Handlers are run if a matching notification is registered.
A particular handler is only run once, even if several notifications for it are registered.

### Roles

Ansible has various ways to include the contents of YAML files into your playbook.
"Roles" do it in a more structured way -- much more like a package.

Roles contain their own variables, tasks and handlers.
They inherit the global variable environment and you may pass particular variables when they are called.

Plone's Ansible Playbook includes several roles for chores such as setting up the load balancer and web server.

Other roles are fetched (the role source itself is fetched) by `ansible-galaxy` when we use it to set up requirements.
Most are fetched from GitHub.

An simple Ansible playbook using roles:

```yaml
- hosts: all
  vars:
    ... a dictionary of variables
  pre-tasks:
    ... tasks executed before roles are used.
  roles:
    ... a sequence of role invocation mappings like:
    - role: haproxy
      var1: value1
      var2: value2
      when: install_loadbalancer|default(True)
    ...
  tasks:
    ... other tasks, executed after the roles
  handlers:
    ... handlers for our own tasks; roles usually have their own
```

If we want to pass variables to roles, we add their keys and values to the mapping.

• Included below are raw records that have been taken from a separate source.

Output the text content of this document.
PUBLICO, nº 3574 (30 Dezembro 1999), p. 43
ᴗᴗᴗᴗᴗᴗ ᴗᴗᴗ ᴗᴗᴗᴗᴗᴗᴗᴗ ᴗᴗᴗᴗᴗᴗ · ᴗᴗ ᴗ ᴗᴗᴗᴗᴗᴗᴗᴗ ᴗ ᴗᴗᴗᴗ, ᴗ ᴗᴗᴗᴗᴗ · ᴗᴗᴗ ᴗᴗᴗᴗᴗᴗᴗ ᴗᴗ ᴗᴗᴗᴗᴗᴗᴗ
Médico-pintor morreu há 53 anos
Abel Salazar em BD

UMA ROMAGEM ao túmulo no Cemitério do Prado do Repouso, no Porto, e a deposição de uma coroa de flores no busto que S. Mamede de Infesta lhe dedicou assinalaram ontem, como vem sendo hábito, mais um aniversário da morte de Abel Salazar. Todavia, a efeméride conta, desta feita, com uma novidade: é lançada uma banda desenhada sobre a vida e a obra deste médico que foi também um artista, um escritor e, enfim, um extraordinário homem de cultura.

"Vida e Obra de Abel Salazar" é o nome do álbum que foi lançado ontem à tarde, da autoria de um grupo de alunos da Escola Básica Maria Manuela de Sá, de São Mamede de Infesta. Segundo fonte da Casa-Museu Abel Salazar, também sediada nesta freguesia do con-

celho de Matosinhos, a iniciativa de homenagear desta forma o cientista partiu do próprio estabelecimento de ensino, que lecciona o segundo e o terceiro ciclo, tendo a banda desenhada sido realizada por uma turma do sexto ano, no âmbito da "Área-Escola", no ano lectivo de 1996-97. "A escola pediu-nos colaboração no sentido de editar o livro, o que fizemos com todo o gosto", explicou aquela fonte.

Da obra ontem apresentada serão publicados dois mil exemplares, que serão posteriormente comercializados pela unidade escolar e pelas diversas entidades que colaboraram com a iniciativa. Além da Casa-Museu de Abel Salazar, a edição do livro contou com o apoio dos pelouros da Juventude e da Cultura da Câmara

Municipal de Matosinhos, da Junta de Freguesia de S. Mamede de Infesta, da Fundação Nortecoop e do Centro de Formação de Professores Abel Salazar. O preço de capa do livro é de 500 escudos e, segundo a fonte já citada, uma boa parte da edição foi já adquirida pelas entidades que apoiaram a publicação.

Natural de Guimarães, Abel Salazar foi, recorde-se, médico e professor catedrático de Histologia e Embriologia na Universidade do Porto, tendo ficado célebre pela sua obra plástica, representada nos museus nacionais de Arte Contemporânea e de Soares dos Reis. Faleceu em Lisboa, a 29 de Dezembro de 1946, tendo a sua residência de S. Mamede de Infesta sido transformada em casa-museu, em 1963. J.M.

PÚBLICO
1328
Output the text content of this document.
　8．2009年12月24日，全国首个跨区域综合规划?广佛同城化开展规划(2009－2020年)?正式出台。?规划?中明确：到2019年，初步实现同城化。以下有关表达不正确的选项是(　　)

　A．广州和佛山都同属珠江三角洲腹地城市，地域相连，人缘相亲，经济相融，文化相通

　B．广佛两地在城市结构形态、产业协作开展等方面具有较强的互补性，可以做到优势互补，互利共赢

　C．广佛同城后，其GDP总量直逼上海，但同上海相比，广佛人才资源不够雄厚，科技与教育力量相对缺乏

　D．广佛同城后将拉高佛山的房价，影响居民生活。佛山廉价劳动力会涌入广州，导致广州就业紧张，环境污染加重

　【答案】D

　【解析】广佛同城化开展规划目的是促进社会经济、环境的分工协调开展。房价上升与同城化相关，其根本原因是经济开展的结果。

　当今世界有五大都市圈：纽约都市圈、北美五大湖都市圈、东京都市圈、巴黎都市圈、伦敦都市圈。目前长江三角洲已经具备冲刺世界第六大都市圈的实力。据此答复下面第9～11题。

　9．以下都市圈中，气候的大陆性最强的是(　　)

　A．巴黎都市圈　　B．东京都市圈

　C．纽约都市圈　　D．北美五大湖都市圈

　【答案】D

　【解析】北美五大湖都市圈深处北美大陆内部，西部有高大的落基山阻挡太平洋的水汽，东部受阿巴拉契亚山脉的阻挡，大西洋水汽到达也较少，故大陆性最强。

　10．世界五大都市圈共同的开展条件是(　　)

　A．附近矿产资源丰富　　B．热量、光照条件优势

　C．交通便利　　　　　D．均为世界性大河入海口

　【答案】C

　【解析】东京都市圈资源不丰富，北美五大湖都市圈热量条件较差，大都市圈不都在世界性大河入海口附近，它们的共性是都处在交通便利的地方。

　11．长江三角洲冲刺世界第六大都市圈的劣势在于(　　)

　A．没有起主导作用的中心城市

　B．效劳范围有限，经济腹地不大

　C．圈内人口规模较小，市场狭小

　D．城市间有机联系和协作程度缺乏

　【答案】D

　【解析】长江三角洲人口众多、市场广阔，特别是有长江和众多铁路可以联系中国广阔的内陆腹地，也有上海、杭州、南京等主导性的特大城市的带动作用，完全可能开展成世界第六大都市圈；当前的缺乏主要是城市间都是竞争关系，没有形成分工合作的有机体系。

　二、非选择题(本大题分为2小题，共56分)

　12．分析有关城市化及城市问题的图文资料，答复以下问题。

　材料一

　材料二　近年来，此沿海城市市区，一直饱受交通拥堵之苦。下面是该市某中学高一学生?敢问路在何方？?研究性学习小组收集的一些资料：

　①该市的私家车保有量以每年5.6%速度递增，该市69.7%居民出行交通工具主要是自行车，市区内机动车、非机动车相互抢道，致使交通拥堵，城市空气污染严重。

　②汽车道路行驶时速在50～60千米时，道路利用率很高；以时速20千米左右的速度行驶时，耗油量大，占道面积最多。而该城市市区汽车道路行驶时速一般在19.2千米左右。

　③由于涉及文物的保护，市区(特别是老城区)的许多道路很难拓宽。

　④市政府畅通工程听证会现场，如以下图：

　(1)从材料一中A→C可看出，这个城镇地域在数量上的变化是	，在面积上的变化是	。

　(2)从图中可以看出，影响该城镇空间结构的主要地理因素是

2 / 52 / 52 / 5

Take a look at the `when: install_loadbalancer|default(True)` line above.
A `when` key in a role or task mapping sets a condition for execution.
For conditionals like `when`, Ansible expects a Jinja2 expression.

We could also have expressed that `when` condition as `"{{ install_loadbalancer|default(True) }}"`.
Ansible interprets all literal strings as little Jinja2 templates.